PATRICK Harvie’s 11-year-reign as a chief of the Scottish Greens faces a challenge from the grassroots following last month’s disastrous election results.
The party is holding elections for a raft of new positions next month, including the new co-leader post.
Like the current co-convenor role it replaces, the job will be shared by two people, one of whom, or both, must be a woman.
Five candidates are after the two vacancies: Harvie, his current co-convenor Maggie Chapman, Aberdonian activist Guy Ingerson, North Lanarkshire-based campaigner Graham Kerr, and former Edinburgh council candidate Lorna Slater.
The party is also looking for executive co-chairs, national council co-convenors and co-convenors for seven national committees.
Shortly before nominations closed last Friday, a group of activists unveiled the Green Future Group, a slate of candidates for other key party roles, all “standing on a common platform” operating much like Momentum does within Labour.
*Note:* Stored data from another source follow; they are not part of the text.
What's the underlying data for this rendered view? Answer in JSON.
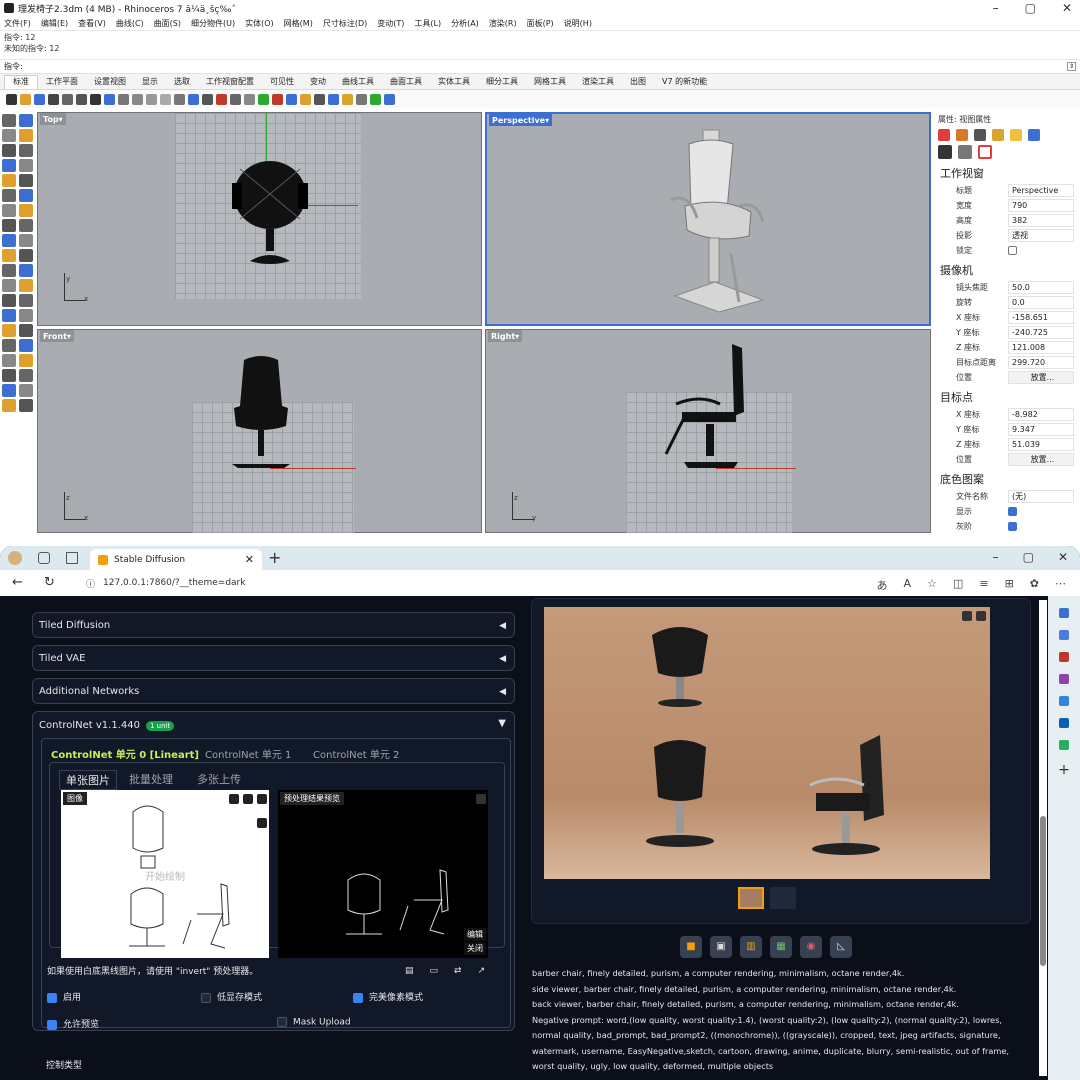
{
  "rhino": {
    "title": "理发椅子2.3dm (4 MB) - Rhinoceros 7 â¼ä¸šç‰ˆ",
    "menu": [
      "文件(F)",
      "编辑(E)",
      "查看(V)",
      "曲线(C)",
      "曲面(S)",
      "细分物件(U)",
      "实体(O)",
      "网格(M)",
      "尺寸标注(D)",
      "变动(T)",
      "工具(L)",
      "分析(A)",
      "渲染(R)",
      "面板(P)",
      "说明(H)"
    ],
    "history": [
      "指令: 12",
      "未知的指令: 12"
    ],
    "command_prompt": "指令:",
    "tabs": [
      "标准",
      "工作平面",
      "设置视图",
      "显示",
      "选取",
      "工作视窗配置",
      "可见性",
      "变动",
      "曲线工具",
      "曲面工具",
      "实体工具",
      "细分工具",
      "网格工具",
      "渲染工具",
      "出图",
      "V7 的新功能"
    ],
    "viewports": {
      "top": "Top",
      "perspective": "Perspective",
      "front": "Front",
      "right": "Right"
    },
    "axes": {
      "top": [
        "y",
        "x"
      ],
      "front": [
        "z",
        "x"
      ],
      "right": [
        "z",
        "y"
      ]
    },
    "props": {
      "header": "属性: 视图属性",
      "sec_viewport": "工作视窗",
      "viewport_rows": [
        [
          "标题",
          "Perspective"
        ],
        [
          "宽度",
          "790"
        ],
        [
          "高度",
          "382"
        ],
        [
          "投影",
          "透视"
        ]
      ],
      "lock_label": "锁定",
      "sec_camera": "摄像机",
      "camera_rows": [
        [
          "镜头焦距",
          "50.0"
        ],
        [
          "旋转",
          "0.0"
        ],
        [
          "X 座标",
          "-158.651"
        ],
        [
          "Y 座标",
          "-240.725"
        ],
        [
          "Z 座标",
          "121.008"
        ],
        [
          "目标点距离",
          "299.720"
        ]
      ],
      "place_label": "位置",
      "place_btn": "放置...",
      "sec_target": "目标点",
      "target_rows": [
        [
          "X 座标",
          "-8.982"
        ],
        [
          "Y 座标",
          "9.347"
        ],
        [
          "Z 座标",
          "51.039"
        ]
      ],
      "sec_wallpaper": "底色图案",
      "wallpaper_file_label": "文件名称",
      "wallpaper_file": "(无)",
      "show_label": "显示",
      "gray_label": "灰阶"
    }
  },
  "browser": {
    "tab_title": "Stable Diffusion",
    "url": "127.0.0.1:7860/?__theme=dark",
    "accordions": [
      "Tiled Diffusion",
      "Tiled VAE",
      "Additional Networks"
    ],
    "controlnet": {
      "title": "ControlNet v1.1.440",
      "badge": "1 unit",
      "units": [
        "ControlNet 单元 0 [Lineart]",
        "ControlNet 单元 1",
        "ControlNet 单元 2"
      ],
      "modes": [
        "单张图片",
        "批量处理",
        "多张上传"
      ],
      "image_label": "图像",
      "preview_label": "预处理结果预览",
      "canvas_hint": "开始绘制",
      "edit_btn": "编辑",
      "close_btn": "关闭",
      "invert_hint": "如果使用白底黑线图片，请使用 \"invert\" 预处理器。",
      "enable": "启用",
      "lowvram": "低显存模式",
      "pixel_perfect": "完美像素模式",
      "allow_preview": "允许预览",
      "mask_upload": "Mask Upload",
      "control_type": "控制类型"
    },
    "prompt_lines": [
      "barber chair, finely detailed, purism, a computer rendering, minimalism, octane render,4k.",
      "side viewer, barber chair, finely detailed, purism, a computer rendering, minimalism, octane render,4k.",
      "back viewer, barber chair, finely detailed, purism, a computer rendering, minimalism, octane render,4k.",
      "Negative prompt: word,(low quality, worst quality:1.4), (worst quality:2), (low quality:2), (normal quality:2), lowres,",
      "normal quality, bad_prompt, bad_prompt2, ((monochrome)), ((grayscale)), cropped, text, jpeg artifacts, signature,",
      "watermark, username, EasyNegative,sketch, cartoon, drawing, anime, duplicate, blurry, semi-realistic, out of frame,",
      "worst quality, ugly, low quality, deformed, multiple objects"
    ]
  }
}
In a statement to mark their launch the GFG said the party’s shocking election results were “a wake-up call for the Scottish Greens”. They believe the party needs to prioritise a Green new deal, “eco-socialism” and independence.
Harvie said he’d been proud to serve the party and that he thought it vital “that our MSP team remains part of the leadership group within the party as we work to get the whole party ready for the next big test in 2021”.
He added: “At the same time it’s great to see so many members, like those in the Green Futures Group, coming forward to stand in our internal election.”
Chapman told the Sunday National: “I have the vision, profile and experience to lead Scotland towards sustainability and social justice, and create the fair, peaceful world we need.”
Ingerson said he was the David to take on Harvie's Goliath: “I’m a young, working-class guy from Aberdeen, the oil capital of Europe, versus a long established MSP who has been our de facto co-leader for just over 10 years, but if there was ever a time for change and someone like me to co-lead our party ... it would be now.”
Slater said it was time for the Greens to have “a new public face who is a confident media performer and who is hands-on involved with members. The new co-leader needs to be the link between the members of the party and the public and so needs to connect with both”.
Kerr, who lost out to Harvie at the last leadership contest in 2017, said: “People from all over Scotland will benefit from stronger green presence in all levels of government, however at the moment in some areas and with some groups of people we haven’t managed to get that message across.”
Voting opens on Wednesday and runs until July 26.